Casualties of Truth is the winner of the Independent Publishers IPPY Award for Literary Fiction in Silver and was named one of Electric Literature’s “48 Books by Women of Color to Read in 2025.”
Opening with the death of a white police officer in 1996 Johannesburg, the novel alternates between Prudence Wright’s past and her present. Prudence doesn’t like to think about the summer she spent in South Africa twenty years ago, observing the country’s Truth and Reconciliation Commission hearings as a young law student. But when an acquaintance from Johannesburg tracks her down, she finds she doesn’t have a choice.
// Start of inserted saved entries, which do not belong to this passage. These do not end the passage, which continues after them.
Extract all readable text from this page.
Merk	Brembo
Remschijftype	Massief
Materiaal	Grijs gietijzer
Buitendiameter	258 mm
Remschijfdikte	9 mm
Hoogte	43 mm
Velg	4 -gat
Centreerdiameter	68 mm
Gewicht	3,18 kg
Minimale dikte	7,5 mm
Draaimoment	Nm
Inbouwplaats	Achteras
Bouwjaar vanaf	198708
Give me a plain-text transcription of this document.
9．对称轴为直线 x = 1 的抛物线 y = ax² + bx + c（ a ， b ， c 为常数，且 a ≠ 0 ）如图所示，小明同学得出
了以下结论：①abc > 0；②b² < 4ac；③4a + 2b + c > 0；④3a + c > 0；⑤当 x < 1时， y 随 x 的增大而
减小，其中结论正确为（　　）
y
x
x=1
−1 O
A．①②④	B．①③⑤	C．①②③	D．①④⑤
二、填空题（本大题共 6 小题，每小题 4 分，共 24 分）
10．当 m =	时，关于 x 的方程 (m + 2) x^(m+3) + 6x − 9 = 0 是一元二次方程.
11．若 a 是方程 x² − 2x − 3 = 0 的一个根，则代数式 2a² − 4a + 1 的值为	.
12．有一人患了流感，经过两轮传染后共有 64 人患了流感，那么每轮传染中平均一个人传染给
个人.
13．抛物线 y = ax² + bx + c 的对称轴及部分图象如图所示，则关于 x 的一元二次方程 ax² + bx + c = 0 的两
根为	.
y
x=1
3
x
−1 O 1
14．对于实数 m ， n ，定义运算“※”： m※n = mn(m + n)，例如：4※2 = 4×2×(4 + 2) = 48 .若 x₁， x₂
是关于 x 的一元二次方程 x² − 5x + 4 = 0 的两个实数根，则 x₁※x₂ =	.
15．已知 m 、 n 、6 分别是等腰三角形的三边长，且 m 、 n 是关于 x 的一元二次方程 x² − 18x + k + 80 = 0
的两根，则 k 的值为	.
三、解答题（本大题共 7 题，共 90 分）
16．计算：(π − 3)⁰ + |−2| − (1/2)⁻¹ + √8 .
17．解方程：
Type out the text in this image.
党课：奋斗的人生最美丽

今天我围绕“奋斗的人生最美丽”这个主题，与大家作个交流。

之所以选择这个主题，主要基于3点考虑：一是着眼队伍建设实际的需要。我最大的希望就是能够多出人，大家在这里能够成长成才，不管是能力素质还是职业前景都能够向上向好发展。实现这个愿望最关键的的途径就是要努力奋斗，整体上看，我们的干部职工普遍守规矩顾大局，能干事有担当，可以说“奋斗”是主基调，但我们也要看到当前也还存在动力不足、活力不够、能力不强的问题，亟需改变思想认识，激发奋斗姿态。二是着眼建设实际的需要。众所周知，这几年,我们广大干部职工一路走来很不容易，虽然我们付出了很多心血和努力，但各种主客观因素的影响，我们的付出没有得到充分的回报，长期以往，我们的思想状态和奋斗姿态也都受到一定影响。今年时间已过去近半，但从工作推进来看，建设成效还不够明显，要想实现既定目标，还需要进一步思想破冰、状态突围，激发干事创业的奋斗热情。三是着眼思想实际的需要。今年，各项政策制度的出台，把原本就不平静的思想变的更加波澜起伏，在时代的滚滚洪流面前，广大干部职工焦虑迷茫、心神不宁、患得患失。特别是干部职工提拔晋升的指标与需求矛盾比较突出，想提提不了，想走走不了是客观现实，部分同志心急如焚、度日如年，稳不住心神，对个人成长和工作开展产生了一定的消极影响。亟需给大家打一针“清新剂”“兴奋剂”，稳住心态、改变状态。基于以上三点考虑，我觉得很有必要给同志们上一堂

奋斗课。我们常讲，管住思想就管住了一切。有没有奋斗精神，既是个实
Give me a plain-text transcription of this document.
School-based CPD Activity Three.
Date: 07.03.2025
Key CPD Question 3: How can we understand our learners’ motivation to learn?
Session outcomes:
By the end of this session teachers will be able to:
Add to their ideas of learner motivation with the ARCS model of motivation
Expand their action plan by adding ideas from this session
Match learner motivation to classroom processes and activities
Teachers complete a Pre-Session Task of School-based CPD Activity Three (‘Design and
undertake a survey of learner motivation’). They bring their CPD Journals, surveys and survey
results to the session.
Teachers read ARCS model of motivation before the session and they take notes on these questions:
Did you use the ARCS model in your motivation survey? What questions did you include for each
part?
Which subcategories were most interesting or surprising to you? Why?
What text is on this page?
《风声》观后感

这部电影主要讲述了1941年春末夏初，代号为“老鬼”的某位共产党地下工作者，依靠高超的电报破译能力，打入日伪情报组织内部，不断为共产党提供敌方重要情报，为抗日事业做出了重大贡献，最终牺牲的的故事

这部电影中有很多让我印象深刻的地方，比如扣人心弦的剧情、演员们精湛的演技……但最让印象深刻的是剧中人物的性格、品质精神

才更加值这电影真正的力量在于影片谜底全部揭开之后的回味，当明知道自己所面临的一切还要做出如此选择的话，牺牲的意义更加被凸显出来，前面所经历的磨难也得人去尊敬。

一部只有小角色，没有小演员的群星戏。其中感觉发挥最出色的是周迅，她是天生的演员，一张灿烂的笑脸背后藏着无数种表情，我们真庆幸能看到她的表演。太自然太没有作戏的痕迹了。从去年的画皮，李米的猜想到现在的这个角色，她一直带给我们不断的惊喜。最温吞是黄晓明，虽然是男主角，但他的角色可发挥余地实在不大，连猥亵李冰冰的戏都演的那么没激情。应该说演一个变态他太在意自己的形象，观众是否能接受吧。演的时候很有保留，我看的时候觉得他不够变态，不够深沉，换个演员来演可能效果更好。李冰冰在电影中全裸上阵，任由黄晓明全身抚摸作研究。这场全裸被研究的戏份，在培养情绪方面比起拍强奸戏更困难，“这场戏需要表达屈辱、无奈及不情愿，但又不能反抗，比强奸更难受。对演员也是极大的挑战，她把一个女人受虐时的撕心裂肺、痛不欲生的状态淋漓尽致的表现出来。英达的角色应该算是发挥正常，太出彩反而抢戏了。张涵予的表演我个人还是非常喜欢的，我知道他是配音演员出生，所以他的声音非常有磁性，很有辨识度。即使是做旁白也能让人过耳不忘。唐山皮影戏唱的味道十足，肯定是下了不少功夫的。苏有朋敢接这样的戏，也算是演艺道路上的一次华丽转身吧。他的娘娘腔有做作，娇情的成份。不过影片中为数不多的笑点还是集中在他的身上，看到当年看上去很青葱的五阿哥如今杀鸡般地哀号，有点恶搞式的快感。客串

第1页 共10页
Taut and literary, the novel is “a brutal history lesson in the guise of a thriller,” writes the New York Times Book Review.
This book talk is presented in conversation with the AAM exhibition Anita Groener: To the Edge of the World, in which Dutch-born, Ireland-based artist Anita Groener uses humble materials—twigs, cardboard, cut paper—to explore themes of loss, displacement, and resilience. Her intricately constructed sculptures and drawings reflect on the shared human impact of migration, conflict, and remembrance..
Francis-Sharma will be in conversation with Shore Lit Founder-Director Kerry Folan at the Academy Art Museum at 6:00 pm on Friday, October 3. This event is free and open to the public. Reservations are requested. For questions about accessibility for this event, please email Kerry Folan [email protected].
Lauren Francis-Sharma is a child of Trinidadian immigrants and has written about the Caribbean in her critically acclaimed novels, ’Til the Well Runs Dry and Book of the Little Axe, which was a finalist for the Hurston/Wright Legacy Award. She holds a degree in English Literature with a minor in African-American Studies from the University of Pennsylvania, a J.D. from the University of Michigan Law School, and an MFA from the MFA Program for Writers at Warren Wilson College. A book reviewer for the San Francisco Chronicle and a MacDowell Fellow, she is also the Assistant Director of Bread Loaf Writers’ Conference at Middlebury College.